The regs for caravans and mobile transportable units say to earth/bond exposed conductive parts via the MET however I don't have a 240V system and therefore no MET. Providing an earth electrode seemed the best answer.
davezawadi:
This is correct Alan. This stuff Broadgauge seems to be putting out is simply incorrect. If he decides to draw himself a circuit he will see precisely why. RCDs are not a universal panacea for all known faults and possible dangers!
Nathaniel:
If the system is just 'safe' voltage, e.g. 12 V, then there's simply no point considering any earthing for safety reasons. In that case the only point in 'earthing' is in the sense of the word commonly used for vehicles, meaning connecting to the metal chassis (not the actual earth) in order to use that as a conductor in the circuit to save on wires. If you're happy to use separate wires for the whole circuit (not the chassis), you'd probably be better to leave the whole 12 V system isolated from the vehicle and earth.

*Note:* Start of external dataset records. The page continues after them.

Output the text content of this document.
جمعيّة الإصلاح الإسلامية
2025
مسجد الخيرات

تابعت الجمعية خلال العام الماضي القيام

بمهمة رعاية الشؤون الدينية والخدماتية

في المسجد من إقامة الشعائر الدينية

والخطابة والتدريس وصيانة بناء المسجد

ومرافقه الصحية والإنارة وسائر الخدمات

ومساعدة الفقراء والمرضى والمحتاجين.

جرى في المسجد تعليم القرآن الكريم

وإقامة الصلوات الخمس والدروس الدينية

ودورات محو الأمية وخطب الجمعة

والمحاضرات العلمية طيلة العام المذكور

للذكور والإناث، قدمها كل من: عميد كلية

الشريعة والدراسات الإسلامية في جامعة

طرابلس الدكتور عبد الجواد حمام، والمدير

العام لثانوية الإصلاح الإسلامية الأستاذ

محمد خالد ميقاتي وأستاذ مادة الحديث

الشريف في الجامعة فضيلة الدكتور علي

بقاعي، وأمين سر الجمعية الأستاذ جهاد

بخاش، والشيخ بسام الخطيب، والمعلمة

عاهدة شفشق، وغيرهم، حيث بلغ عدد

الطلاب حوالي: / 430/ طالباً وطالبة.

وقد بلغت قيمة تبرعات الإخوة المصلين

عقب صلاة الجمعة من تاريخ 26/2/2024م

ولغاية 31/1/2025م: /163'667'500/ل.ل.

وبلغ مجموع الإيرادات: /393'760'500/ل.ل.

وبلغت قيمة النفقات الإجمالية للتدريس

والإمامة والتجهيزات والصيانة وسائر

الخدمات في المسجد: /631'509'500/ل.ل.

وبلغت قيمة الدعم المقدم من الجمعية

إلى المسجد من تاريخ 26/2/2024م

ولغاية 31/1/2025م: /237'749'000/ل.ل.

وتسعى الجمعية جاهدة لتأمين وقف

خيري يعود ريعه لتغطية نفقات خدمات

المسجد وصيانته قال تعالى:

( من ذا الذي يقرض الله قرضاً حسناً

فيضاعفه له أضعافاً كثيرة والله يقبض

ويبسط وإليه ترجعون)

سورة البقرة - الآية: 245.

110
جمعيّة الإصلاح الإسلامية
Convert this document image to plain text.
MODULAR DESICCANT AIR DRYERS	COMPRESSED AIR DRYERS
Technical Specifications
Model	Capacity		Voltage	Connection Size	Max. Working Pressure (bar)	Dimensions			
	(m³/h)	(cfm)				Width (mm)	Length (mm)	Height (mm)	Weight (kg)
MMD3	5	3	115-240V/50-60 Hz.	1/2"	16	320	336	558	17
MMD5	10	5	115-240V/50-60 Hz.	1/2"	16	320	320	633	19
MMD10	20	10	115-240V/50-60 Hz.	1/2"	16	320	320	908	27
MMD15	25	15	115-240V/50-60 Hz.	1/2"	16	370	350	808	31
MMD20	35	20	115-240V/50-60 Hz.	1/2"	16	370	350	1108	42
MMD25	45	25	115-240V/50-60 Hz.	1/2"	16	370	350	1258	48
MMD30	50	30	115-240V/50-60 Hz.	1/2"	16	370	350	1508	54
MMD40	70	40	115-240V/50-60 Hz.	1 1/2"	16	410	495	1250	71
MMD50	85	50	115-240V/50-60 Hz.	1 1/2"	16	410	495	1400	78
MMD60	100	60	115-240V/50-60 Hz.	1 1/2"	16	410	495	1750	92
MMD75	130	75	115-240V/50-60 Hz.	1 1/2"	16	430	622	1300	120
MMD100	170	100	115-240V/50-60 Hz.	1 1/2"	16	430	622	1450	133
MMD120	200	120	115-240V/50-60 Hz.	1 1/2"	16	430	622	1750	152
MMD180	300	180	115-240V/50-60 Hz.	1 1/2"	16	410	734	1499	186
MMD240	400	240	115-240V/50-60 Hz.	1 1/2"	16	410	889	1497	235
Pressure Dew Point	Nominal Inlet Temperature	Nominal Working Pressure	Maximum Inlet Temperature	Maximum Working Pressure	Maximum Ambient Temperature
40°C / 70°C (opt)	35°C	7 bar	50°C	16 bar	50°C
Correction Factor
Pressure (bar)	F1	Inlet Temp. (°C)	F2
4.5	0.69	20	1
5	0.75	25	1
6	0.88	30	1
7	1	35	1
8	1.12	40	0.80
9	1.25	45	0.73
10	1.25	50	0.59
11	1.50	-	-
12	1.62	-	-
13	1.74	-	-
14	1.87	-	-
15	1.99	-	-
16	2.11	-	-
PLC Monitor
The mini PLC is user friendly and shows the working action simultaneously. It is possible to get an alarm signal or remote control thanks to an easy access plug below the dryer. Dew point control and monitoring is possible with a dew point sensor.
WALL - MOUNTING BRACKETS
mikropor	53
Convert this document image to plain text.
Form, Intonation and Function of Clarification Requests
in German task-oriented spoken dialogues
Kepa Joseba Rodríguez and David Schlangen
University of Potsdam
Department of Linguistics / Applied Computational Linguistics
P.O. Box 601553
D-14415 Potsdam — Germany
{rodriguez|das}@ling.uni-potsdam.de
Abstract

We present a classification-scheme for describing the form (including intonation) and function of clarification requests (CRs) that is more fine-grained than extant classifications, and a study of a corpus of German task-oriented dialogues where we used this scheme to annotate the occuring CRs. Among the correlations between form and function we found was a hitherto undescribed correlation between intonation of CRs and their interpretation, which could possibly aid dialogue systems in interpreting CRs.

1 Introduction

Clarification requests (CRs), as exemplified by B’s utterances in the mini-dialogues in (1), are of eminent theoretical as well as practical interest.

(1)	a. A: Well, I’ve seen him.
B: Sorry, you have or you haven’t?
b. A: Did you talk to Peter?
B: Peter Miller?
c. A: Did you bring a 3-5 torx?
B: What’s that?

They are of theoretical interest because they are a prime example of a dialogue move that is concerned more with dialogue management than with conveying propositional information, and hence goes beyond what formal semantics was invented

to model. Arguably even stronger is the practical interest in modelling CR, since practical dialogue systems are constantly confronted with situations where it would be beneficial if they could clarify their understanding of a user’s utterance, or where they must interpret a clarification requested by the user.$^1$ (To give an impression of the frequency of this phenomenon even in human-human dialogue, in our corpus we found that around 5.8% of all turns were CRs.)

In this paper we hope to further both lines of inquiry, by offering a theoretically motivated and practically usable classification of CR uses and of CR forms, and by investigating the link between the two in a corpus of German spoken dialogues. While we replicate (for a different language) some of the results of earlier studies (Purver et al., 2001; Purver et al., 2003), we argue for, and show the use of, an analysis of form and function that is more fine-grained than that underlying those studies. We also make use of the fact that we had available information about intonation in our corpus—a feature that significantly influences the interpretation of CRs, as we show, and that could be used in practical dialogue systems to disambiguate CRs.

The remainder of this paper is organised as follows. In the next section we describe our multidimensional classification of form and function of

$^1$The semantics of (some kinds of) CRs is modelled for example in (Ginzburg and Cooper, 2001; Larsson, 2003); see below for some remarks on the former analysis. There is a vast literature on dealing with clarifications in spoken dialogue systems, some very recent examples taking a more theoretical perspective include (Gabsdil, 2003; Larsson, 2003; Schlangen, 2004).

It's only if there's a source of dangerous voltage involved (e.g. external hookup or internal inverter) that there's any reason to consider connections to the chassis (other than the functional reason above) or to the actual earth. In the case that the dangerous voltage is from an internal source and no part of the wiring will leave the vehicle (fixed internal load), there's no point in connections from the vehicle to the actual earth.